UC Berkeley has noted several strategies other than those listed here. I will not be looking into other algorithms since the focus of this project is the NN and minimax is sufficient for 3 x 3 games. See: https://math.berkeley.edu/~berlek/cgt/dots.html
Minimax Algorithm. Currently, to create artificial data, I am running a random AI vs a minimax depth 2 (mm2) and a mm2 vs a mm2 which switches to a mm5 after move 10. (The next few moves after 10 a critical. Having this extra depth allows the algorithm to make smart sacrifices to win the game). Winner is logged for training ShallowBlue.
Remotely train on Raspberry Pi (will have to run for days)
Data logging - RandomAI vs mm2 and S0X (3 > X | Start with X = 1 progress to 2).
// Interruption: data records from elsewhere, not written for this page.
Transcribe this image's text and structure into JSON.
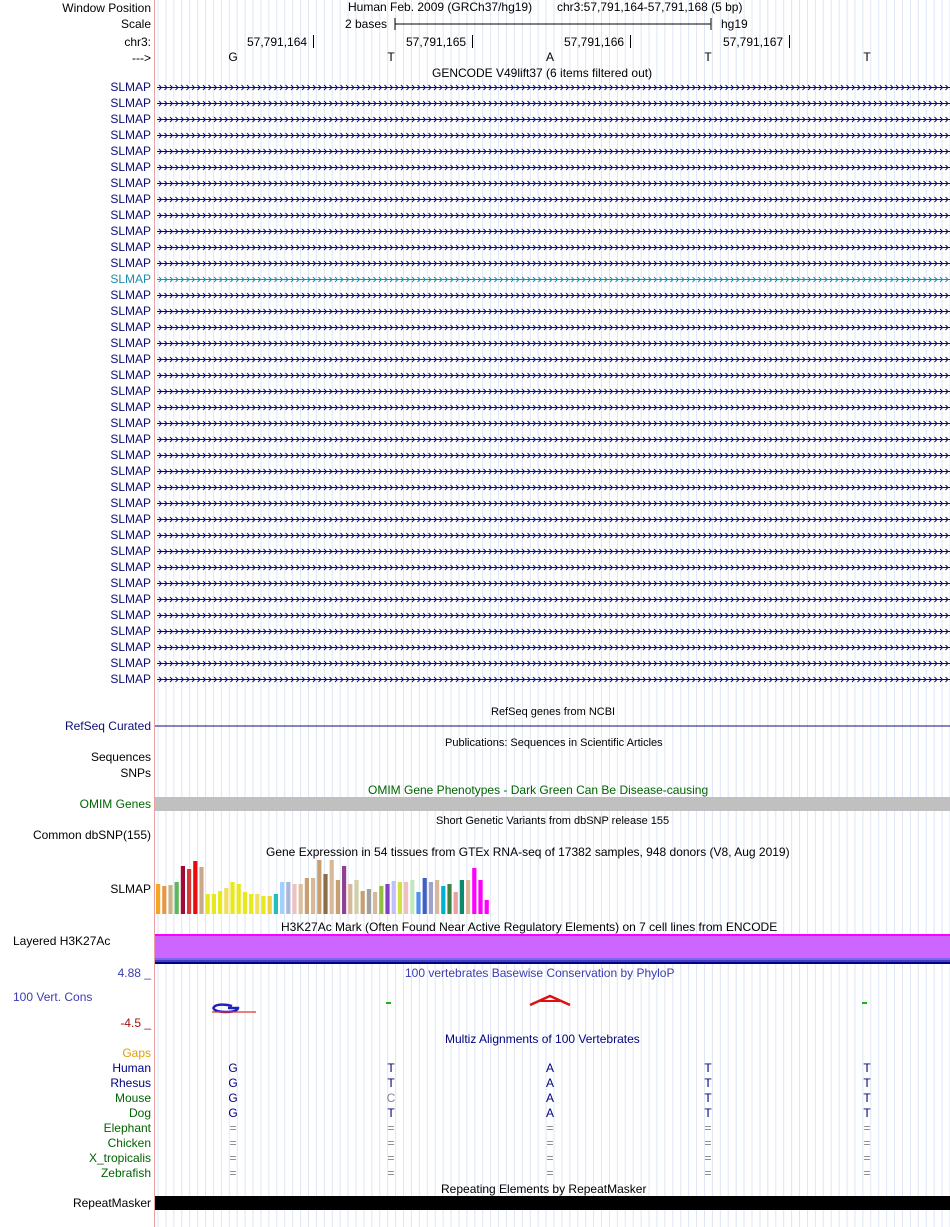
{
  "header": {
    "window_position_label": "Window Position",
    "scale_label": "Scale",
    "chrom_label": "chr3:",
    "strand_label": "--->",
    "assembly_text": "Human Feb. 2009 (GRCh37/hg19)",
    "position_text": "chr3:57,791,164-57,791,168 (5 bp)",
    "scale_text": "2 bases",
    "db_text": "hg19",
    "coords": [
      "57,791,164",
      "57,791,165",
      "57,791,166",
      "57,791,167"
    ],
    "bases": [
      "G",
      "T",
      "A",
      "T",
      "T"
    ]
  },
  "gencode": {
    "title": "GENCODE V49lift37 (6 items filtered out)",
    "gene_labels": [
      "SLMAP",
      "SLMAP",
      "SLMAP",
      "SLMAP",
      "SLMAP",
      "SLMAP",
      "SLMAP",
      "SLMAP",
      "SLMAP",
      "SLMAP",
      "SLMAP",
      "SLMAP",
      "SLMAP",
      "SLMAP",
      "SLMAP",
      "SLMAP",
      "SLMAP",
      "SLMAP",
      "SLMAP",
      "SLMAP",
      "SLMAP",
      "SLMAP",
      "SLMAP",
      "SLMAP",
      "SLMAP",
      "SLMAP",
      "SLMAP",
      "SLMAP",
      "SLMAP",
      "SLMAP",
      "SLMAP",
      "SLMAP",
      "SLMAP",
      "SLMAP",
      "SLMAP",
      "SLMAP",
      "SLMAP",
      "SLMAP"
    ],
    "highlighted_index": 12,
    "colors": {
      "normal": "#0c0c78",
      "highlight": "#1a8cb0"
    }
  },
  "refseq": {
    "title": "RefSeq genes from NCBI",
    "label": "RefSeq Curated"
  },
  "publications": {
    "title": "Publications: Sequences in Scientific Articles",
    "label": "Sequences"
  },
  "snps_label": "SNPs",
  "omim": {
    "title": "OMIM Gene Phenotypes - Dark Green Can Be Disease-causing",
    "label": "OMIM Genes",
    "color": "#006400"
  },
  "dbsnp": {
    "title": "Short Genetic Variants from dbSNP release 155",
    "label": "Common dbSNP(155)"
  },
  "gtex": {
    "title": "Gene Expression in 54 tissues from GTEx RNA-seq of 17382 samples, 948 donors (V8, Aug 2019)",
    "label": "SLMAP"
  },
  "chart_data": {
    "type": "bar",
    "values": [
      30,
      28,
      29,
      32,
      48,
      45,
      53,
      47,
      20,
      20,
      23,
      26,
      32,
      30,
      22,
      20,
      20,
      18,
      18,
      20,
      32,
      32,
      30,
      30,
      36,
      36,
      54,
      40,
      54,
      34,
      48,
      30,
      34,
      23,
      25,
      22,
      28,
      30,
      33,
      32,
      32,
      34,
      22,
      36,
      32,
      34,
      28,
      30,
      22,
      34,
      34,
      46,
      34,
      14
    ],
    "colors": [
      "#f5a623",
      "#e8974a",
      "#c8b48a",
      "#5cb85c",
      "#a00b38",
      "#d63838",
      "#e80c0c",
      "#c9a88c",
      "#e8e81c",
      "#e8e81c",
      "#e8e81c",
      "#f0e060",
      "#e8e81c",
      "#e8e81c",
      "#e8e81c",
      "#e8e81c",
      "#f0e060",
      "#e8e81c",
      "#f0d040",
      "#20c0c0",
      "#a0d0ff",
      "#a8b8d8",
      "#f0c0c0",
      "#d8c0a0",
      "#c8a070",
      "#d8b898",
      "#c8a070",
      "#8b6b4a",
      "#d8b898",
      "#c8a070",
      "#904090",
      "#d8b898",
      "#cfcfa8",
      "#c8a070",
      "#a0a0a0",
      "#d8b898",
      "#90c040",
      "#8040c0",
      "#c0c0ff",
      "#d0e040",
      "#f0c0c0",
      "#c0e8c0",
      "#5090f0",
      "#4060c0",
      "#a0a0c8",
      "#d8b898",
      "#00b0d0",
      "#408040",
      "#e8a0a0",
      "#0a8a6a",
      "#d8b898",
      "#ff00ff",
      "#ff00ff",
      "#ff00ff"
    ]
  },
  "h3k27ac": {
    "title": "H3K27Ac Mark (Often Found Near Active Regulatory Elements) on 7 cell lines from ENCODE",
    "label": "Layered H3K27Ac",
    "color": "#cc66ff"
  },
  "phylop": {
    "title": "100 vertebrates Basewise Conservation by PhyloP",
    "label": "100 Vert. Cons",
    "max_label": "4.88 _",
    "min_label": "-4.5 _"
  },
  "multiz": {
    "title": "Multiz Alignments of 100 Vertebrates",
    "gaps_label": "Gaps",
    "species": [
      {
        "name": "Human",
        "bases": [
          "G",
          "T",
          "A",
          "T",
          "T"
        ],
        "color": "#000080"
      },
      {
        "name": "Rhesus",
        "bases": [
          "G",
          "T",
          "A",
          "T",
          "T"
        ],
        "color": "#000080"
      },
      {
        "name": "Mouse",
        "bases": [
          "G",
          "C",
          "A",
          "T",
          "T"
        ],
        "color": "#006400"
      },
      {
        "name": "Dog",
        "bases": [
          "G",
          "T",
          "A",
          "T",
          "T"
        ],
        "color": "#006400"
      },
      {
        "name": "Elephant",
        "bases": [
          "=",
          "=",
          "=",
          "=",
          "="
        ],
        "color": "#006400"
      },
      {
        "name": "Chicken",
        "bases": [
          "=",
          "=",
          "=",
          "=",
          "="
        ],
        "color": "#006400"
      },
      {
        "name": "X_tropicalis",
        "bases": [
          "=",
          "=",
          "=",
          "=",
          "="
        ],
        "color": "#006400"
      },
      {
        "name": "Zebrafish",
        "bases": [
          "=",
          "=",
          "=",
          "=",
          "="
        ],
        "color": "#006400"
      }
    ]
  },
  "repeatmasker": {
    "title": "Repeating Elements by RepeatMasker",
    "label": "RepeatMasker"
  }
}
The deepest the minimax will need to go is 6 in the case of a chain for 4 and a chain of 5 to make a decision. However, we can set the max depth to 5 since one minimax has to win and we log him.
As this project is drawing to an end, I'm realizing what's really needed is CPU power and tons^(tons) of training data. Playing and training against the minimax works well but games take too long ~ 5 sec w/ current depth. To actually train Shallow Blue, I'll need in the millions of recorded games. I could optimize the Minimax algorithm more (pruning), or even implement the Monte Carlo search tree to speed things up. However, the real issue is CPU power. Even with the necessary data just trainng takes a very long time. So, get more CPU power, optimize minimax, or a lot of time to get Shallow Blue to a competitve level.
Furthermore, some of the libraries I use run slowly. Specifically the deepcopy() method from copy is used frequently.